I hold steady, but the angle’s still wrong. I tilt the device, adjust again, this time slower. The hum changes pitch slightly. The suction tightens. A heavy breath slips past my lips.

Heat prickles low in my stomach.

The sensation builds in small increments, climbing with every shift. I don’t want to lose it. It feels fragile, like a thread I’m not sure how to hold onto.

Then something clicks.

I find the right spot. My body stiffens before I can stop it. I gasp and immediately worry someone may have heard me.

I press harder. Then the rhythm catches, and I forget how to think.

My hips twitch forward. My heels dig into the mattress. I can’t hold still, but I don’t want to move either. Every small adjustment increases the sensation. I don’t stop. I can’t.

It comes on like a wave with no end. One moment I’m holding it together, the next I’m somewhere else. Everything sharpens. Then blurs. Pressure builds and breaks, and when it does, I have to keep myself from crying out.

I don’t know how long it lasts.

I only know that when it’s over, I’m gripping the sheets and shaking.

I fumble to shut it off. My legs tremble as I drop the device beneath the blanket, keeping it shielded from view.

I cover my eyes with my hands, then drop them to the mattress, fingers splayed wide. My skin tingles all over.

That was…I still can’t quite believe it happened.

Everything inside me feels loose. Melted. Rearranged.

I shift my weight, still breathing hard, and stare at the ceiling.

I should be embarrassed.

I am embarrassed.

But there’s something else there too. Something new. It feels like a rush of heat and confusion, and I can’t tell if it’s power or panic.

The blanket is twisted around my waist.

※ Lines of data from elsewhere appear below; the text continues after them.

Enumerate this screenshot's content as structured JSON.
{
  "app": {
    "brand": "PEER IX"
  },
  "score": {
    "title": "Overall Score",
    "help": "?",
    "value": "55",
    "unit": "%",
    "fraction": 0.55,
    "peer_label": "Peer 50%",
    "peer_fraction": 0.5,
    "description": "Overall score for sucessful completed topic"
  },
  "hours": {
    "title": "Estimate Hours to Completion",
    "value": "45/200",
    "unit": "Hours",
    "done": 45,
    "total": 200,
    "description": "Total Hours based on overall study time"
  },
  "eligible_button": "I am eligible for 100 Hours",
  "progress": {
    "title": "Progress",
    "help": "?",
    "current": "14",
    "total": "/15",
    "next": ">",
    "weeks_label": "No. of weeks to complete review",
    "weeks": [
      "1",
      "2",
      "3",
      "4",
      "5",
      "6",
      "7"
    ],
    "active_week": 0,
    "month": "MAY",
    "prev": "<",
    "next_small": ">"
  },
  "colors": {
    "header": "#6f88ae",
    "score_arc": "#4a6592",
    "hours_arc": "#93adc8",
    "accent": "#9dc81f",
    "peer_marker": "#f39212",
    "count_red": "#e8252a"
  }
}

My shirt’s tucked up on one side, my hair sticking to the back of my neck.

What was I thinking?

Everything about this is too much. The toys. The man who bought them for me. The way my body reacted so quickly, like it was just waiting for me to open a door I didn’t know I had the key to. I feel exposed.

I sit up and curl forward, tugging the blanket across my lap. The sheets are wrinkled. The covers are pulled tight in places where my legs had twisted. I smooth them out with one hand, though it does nothing to steady the hum still echoing in my body.

This isn’t how I was raised. This isn’t what I’m supposed to do.

Good girls wait. Good girls don’t touch. Good girls don’t want.

That voice has been in my head for as long as I can remember.

I lie back again, eyes fixed on the ceiling.

I want to disappear. Or sleep. Or rewind to a version of myself who never said anything on that porch and never opened that box.

Except, deep down, I don’t.

And that might be worse.

I roll onto my side, fists curled beneath my chin. The room feels different now. Warmer and too quiet. I don’t want anyone to knock.

I just want stillness. I also want the spinning in my head to stop.

My eyes burn but I don’t cry. I just breathe and let the weight of everything I did settle into the space around me. I remind myself that it’s okay to want these things.

Eventually, my muscles relax. My thoughts slow. I close my eyes, because keeping them open is harder now. Finally, I fall asleep.